There are currently over a million Interest Only mortgages outstanding in the UK, and some of these homeowners will be unable to repay the outstanding capital when their mortgage ends. A number of my clients in this situation felt that their only option would have been to sell their family home, however there can be other solutions, such as equity release, that may be available.


What advice would I give my clients?


Deciding to take out an equity release plan is a major financial decision. It is important to take independent financial advice about this decision, and your own financial circumstances, and what you hope to achieve through equity release will need to be considered in detail. That said, equity release can still make sense in these turbulent times.

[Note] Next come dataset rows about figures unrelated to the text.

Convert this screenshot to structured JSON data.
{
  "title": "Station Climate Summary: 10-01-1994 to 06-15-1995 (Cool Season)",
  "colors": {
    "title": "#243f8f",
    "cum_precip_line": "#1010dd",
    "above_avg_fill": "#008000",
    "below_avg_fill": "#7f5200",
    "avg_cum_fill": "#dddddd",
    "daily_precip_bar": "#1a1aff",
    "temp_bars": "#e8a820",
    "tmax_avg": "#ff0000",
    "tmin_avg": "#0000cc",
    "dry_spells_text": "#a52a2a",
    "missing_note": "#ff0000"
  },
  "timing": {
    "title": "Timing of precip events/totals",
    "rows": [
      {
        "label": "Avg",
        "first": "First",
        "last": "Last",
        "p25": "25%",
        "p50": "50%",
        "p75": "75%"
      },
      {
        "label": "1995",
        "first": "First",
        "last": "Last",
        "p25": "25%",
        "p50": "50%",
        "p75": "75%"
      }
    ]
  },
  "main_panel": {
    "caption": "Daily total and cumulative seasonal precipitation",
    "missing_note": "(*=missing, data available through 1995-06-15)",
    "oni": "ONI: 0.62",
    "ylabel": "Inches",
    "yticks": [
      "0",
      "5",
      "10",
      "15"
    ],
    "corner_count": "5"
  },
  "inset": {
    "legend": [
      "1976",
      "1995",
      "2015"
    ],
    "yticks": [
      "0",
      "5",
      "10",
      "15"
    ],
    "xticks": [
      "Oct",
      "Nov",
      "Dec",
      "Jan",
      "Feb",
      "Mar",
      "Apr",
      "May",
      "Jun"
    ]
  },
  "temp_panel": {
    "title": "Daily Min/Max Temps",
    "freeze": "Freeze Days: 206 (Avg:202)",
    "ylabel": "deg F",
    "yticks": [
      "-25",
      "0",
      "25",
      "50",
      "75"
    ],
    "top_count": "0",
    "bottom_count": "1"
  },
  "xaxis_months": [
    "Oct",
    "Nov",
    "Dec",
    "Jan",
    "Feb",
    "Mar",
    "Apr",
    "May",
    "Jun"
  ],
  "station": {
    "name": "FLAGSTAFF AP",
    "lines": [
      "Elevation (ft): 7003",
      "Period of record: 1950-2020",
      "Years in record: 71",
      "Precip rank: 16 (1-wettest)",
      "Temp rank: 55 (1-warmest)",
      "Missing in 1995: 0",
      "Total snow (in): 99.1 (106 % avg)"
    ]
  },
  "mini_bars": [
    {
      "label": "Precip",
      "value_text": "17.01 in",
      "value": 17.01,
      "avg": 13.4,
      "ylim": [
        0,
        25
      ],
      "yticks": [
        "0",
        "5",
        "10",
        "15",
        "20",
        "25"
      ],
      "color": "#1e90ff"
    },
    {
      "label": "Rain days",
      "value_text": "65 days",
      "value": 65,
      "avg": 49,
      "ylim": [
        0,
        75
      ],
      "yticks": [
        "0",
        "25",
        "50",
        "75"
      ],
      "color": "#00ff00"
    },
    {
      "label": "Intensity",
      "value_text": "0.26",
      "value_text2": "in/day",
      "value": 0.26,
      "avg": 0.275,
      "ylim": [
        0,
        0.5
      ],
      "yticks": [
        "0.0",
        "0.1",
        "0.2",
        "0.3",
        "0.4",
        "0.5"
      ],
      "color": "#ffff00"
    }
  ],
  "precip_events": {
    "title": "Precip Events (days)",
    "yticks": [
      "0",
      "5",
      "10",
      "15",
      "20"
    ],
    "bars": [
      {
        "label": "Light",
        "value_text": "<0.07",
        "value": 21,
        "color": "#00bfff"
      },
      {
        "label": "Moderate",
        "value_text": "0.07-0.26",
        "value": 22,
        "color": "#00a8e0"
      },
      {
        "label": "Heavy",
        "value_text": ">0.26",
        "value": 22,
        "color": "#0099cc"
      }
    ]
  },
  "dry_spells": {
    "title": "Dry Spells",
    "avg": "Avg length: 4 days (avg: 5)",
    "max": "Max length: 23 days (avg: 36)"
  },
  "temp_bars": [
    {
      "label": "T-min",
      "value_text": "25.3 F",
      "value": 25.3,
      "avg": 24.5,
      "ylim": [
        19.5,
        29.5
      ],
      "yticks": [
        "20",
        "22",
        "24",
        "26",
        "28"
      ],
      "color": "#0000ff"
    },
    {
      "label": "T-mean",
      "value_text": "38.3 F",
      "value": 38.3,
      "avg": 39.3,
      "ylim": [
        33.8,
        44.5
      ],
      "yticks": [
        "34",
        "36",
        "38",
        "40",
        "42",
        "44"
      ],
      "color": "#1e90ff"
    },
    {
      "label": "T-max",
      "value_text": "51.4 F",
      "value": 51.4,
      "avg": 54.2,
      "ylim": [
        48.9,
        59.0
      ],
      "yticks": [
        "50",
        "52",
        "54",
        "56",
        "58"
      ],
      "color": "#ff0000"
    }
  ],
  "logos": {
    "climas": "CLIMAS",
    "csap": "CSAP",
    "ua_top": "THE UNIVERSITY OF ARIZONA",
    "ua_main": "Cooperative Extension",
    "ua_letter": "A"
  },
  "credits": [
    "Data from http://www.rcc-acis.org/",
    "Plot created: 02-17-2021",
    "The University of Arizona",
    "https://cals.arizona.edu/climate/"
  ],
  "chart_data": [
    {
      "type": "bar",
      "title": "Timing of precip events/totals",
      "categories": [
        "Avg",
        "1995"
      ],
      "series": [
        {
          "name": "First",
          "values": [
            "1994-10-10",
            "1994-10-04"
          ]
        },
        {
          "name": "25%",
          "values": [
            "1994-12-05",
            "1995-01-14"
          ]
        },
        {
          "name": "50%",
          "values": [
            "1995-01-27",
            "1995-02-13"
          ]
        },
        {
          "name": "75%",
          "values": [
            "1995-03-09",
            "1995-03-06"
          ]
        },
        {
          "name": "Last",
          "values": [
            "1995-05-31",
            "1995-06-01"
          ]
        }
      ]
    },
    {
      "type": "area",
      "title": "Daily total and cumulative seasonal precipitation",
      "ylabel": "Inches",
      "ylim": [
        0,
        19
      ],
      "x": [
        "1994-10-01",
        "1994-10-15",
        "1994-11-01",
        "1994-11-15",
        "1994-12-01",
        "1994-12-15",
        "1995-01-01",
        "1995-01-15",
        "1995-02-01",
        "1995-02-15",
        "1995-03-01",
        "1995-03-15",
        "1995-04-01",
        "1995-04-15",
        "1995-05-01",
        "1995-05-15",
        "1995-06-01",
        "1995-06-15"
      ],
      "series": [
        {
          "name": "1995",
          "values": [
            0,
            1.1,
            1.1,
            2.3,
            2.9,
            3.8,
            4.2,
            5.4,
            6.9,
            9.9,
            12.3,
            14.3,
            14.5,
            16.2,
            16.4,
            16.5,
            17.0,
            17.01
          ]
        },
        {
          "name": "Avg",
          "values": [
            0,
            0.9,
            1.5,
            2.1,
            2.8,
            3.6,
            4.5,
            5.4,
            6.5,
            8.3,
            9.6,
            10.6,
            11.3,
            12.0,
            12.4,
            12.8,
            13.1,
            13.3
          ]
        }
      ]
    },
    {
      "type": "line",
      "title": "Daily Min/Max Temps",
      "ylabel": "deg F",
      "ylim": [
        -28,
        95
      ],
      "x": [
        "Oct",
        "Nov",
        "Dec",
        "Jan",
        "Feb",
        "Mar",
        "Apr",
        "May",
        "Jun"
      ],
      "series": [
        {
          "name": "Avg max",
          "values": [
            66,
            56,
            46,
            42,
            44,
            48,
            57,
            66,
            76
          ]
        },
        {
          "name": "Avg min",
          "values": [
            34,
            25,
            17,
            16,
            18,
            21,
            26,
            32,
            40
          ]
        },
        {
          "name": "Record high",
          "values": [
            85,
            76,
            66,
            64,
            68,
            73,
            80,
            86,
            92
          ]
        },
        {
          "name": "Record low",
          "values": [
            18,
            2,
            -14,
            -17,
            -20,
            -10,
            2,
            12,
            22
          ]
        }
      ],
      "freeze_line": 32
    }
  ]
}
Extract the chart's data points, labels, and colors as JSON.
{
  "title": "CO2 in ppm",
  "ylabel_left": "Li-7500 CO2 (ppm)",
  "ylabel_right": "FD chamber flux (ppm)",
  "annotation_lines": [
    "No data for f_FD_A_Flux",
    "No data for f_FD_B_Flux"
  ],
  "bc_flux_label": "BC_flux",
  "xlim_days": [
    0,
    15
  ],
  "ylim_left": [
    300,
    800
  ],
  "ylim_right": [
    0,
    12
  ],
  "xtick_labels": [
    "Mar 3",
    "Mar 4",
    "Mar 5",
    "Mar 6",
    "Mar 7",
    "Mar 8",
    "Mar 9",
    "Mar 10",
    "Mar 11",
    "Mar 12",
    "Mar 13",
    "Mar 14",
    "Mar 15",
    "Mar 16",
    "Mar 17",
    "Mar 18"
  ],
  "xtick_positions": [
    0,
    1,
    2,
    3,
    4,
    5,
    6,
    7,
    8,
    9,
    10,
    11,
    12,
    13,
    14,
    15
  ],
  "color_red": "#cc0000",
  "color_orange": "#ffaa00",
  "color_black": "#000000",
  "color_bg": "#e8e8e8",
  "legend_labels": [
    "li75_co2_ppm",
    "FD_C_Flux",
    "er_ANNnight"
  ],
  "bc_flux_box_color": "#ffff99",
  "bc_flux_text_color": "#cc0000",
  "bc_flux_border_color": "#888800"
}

It is important to understand the ramifications of rolled up interest, and I would always recommend that clients service their debt if at all possible.


If you are considering equity release for more aspirational borrowing, it might be wise to take a wait-and-see approach while interest rates are higher than they have been. Alternative borrowing solutions may be more suitable at the moment for some clients, as they may be more cost-effective to re-broke at a later date, if and when rates decrease.


Unfortunately, we simply cannot predict what is going to happen with interest rates and for some people who need to make a financial move now, whether that be moving home, repaying an existing mortgage, gifting to family members for house deposits, or simply making use of released money to supplement their income, taking an equity release plan could be the best solution.